Inhuur
(bedragen x €1.000) | |||||
---|---|---|---|---|---|
Prognose | Realisatie | ||||
Soort inhuur | 2020 | 2021 | 2022 | Q3 2023 | 2023 |
Inhuur vaste formatie | 2.518 | 3.300 | 3.500 | 4.400 | 4.600 |
Inhuur extra capaciteit | |||||
Inhuur specifieke deskundigheid | |||||
Vervanging ziekte/zwangerschap | 700 | 848 | 900 | 1.100 | 1.200 |
Piekbelasting | 543 | 350 | 500 | 600 | 600 |
Bewuste keuze flexibiliteit | 869 | 800 | 800 | 900 | 1.000 |
Speciale projecten | 3.976 | 4200 | 6.137 | 7.250 | 7.875 |
Totaal | 8.606 | 9.498 | 11.837 | 14.250 | 15.275 |
De inhuurkosten zijn in 2023 uitgekomen op €15.275.000. Dit is een forse stijging (€3,4 miljoen) ten opzichte van vorig jaar. Het inhuurpercentage ten opzichte van de loonsom in 2022 was 15,6% en voor 2023 is dit 17,3%. Volgens de Personeelsmonitor Gemeenten van het A+O Fonds lag dit percentage in 2022 bij gemeenten gemiddeld op 17%. De inhuur is vooral toegenomen voor tijdelijke uitvoeringsregelingen zoals de toeslag kinderopvang en de energietoeslag, opvang van Oekraïners en een groei in fysieke projecten en ICT. Naast de stijging in het volume van inhuur zijn ook de tarieven waartegen inhuur wordt aangeboden flink toegenomen.

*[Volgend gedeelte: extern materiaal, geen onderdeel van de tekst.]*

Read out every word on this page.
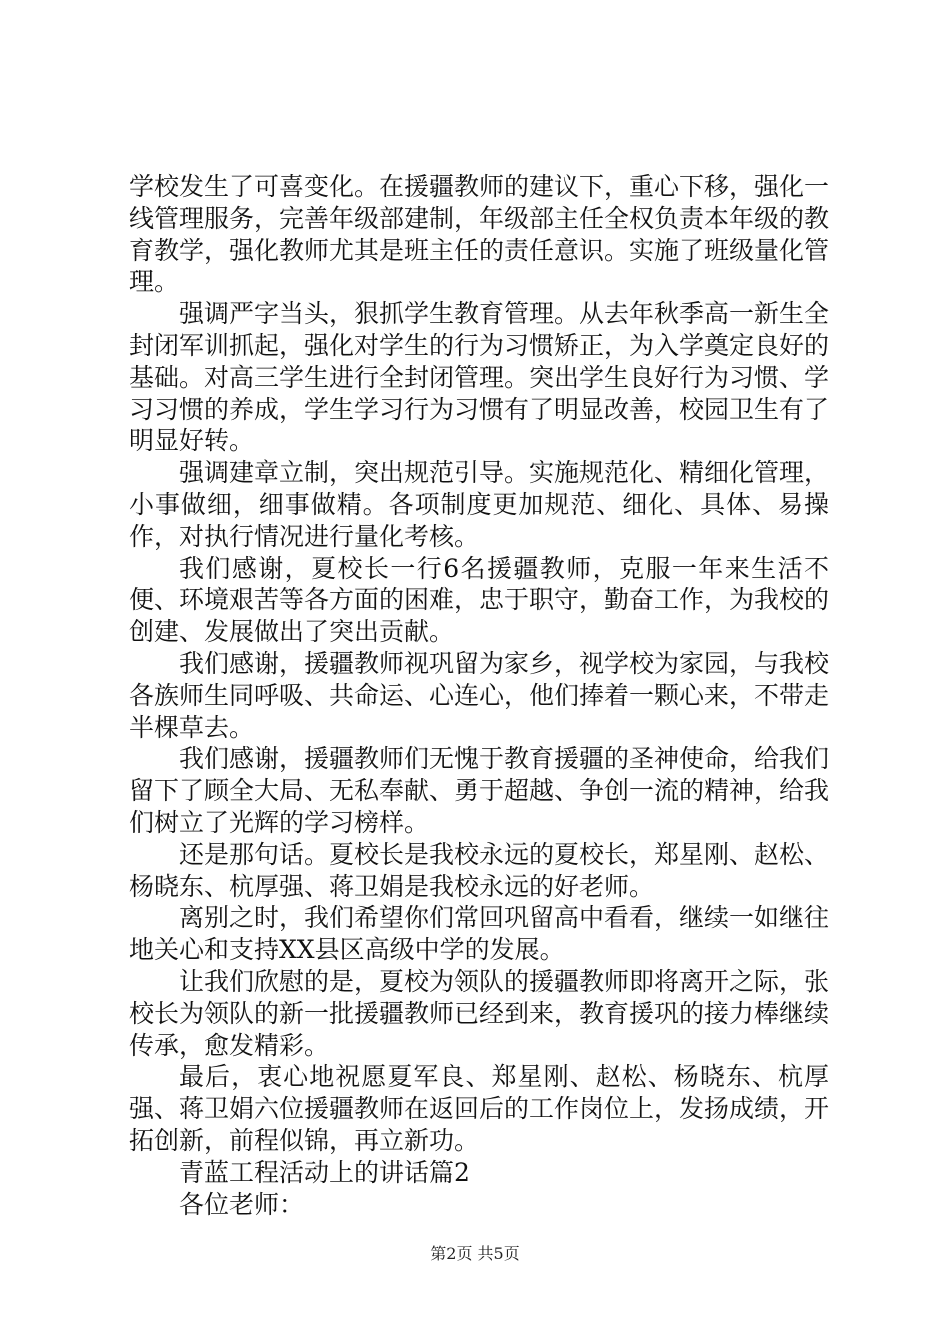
学校发生了可喜变化。在援疆教师的建议下，重心下移，强化一线管理服务，完善年级部建制，年级部主任全权负责本年级的教育教学，强化教师尤其是班主任的责任意识。实施了班级量化管理。

强调严字当头，狠抓学生教育管理。从去年秋季高一新生全封闭军训抓起，强化对学生的行为习惯矫正，为入学奠定良好的基础。对高三学生进行全封闭管理。突出学生良好行为习惯、学习习惯的养成，学生学习行为习惯有了明显改善，校园卫生有了明显好转。

强调建章立制，突出规范引导。实施规范化、精细化管理，小事做细，细事做精。各项制度更加规范、细化、具体、易操作，对执行情况进行量化考核。

我们感谢，夏校长一行6名援疆教师，克服一年来生活不便、环境艰苦等各方面的困难，忠于职守，勤奋工作，为我校的创建、发展做出了突出贡献。

我们感谢，援疆教师视巩留为家乡，视学校为家园，与我校各族师生同呼吸、共命运、心连心，他们捧着一颗心来，不带走半棵草去。

我们感谢，援疆教师们无愧于教育援疆的圣神使命，给我们留下了顾全大局、无私奉献、勇于超越、争创一流的精神，给我们树立了光辉的学习榜样。

还是那句话。夏校长是我校永远的夏校长，郑星刚、赵松、杨晓东、杭厚强、蒋卫娟是我校永远的好老师。

离别之时，我们希望你们常回巩留高中看看，继续一如继往地关心和支持XX县区高级中学的发展。

让我们欣慰的是，夏校为领队的援疆教师即将离开之际，张校长为领队的新一批援疆教师已经到来，教育援巩的接力棒继续传承，愈发精彩。

最后，衷心地祝愿夏军良、郑星刚、赵松、杨晓东、杭厚强、蒋卫娟六位援疆教师在返回后的工作岗位上，发扬成绩，开拓创新，前程似锦，再立新功。

青蓝工程活动上的讲话篇2

各位老师：

第2页 共5页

De inhuurkosten nemen sinds 2020 al toe, De opgaven zijn groot, de werkloosheid is laag en er is krapte op de arbeidsmarkt. In veertien gevallen hebben we inhuur kunnen omzetten naar dienstverbanden, maar door moeilijk vervulbare functies zijn we soms nog steeds gedwongen om in te (blijven) huren. Ondanks een gestegen formatie blijft er een grote vraag naar aanvullende flexibele capaciteit. Op de vaste formatie wordt ingehuurd voor moeilijk vervulbare vacatures, voor een flexibele schil bij wisselend projectaanbod en voor vervanging bij ziekte en zwangerschap. Inhuur op projecten betreft vooral fysieke projecten, ICT-projecten, toeslag kinderopvang en energietoeslag.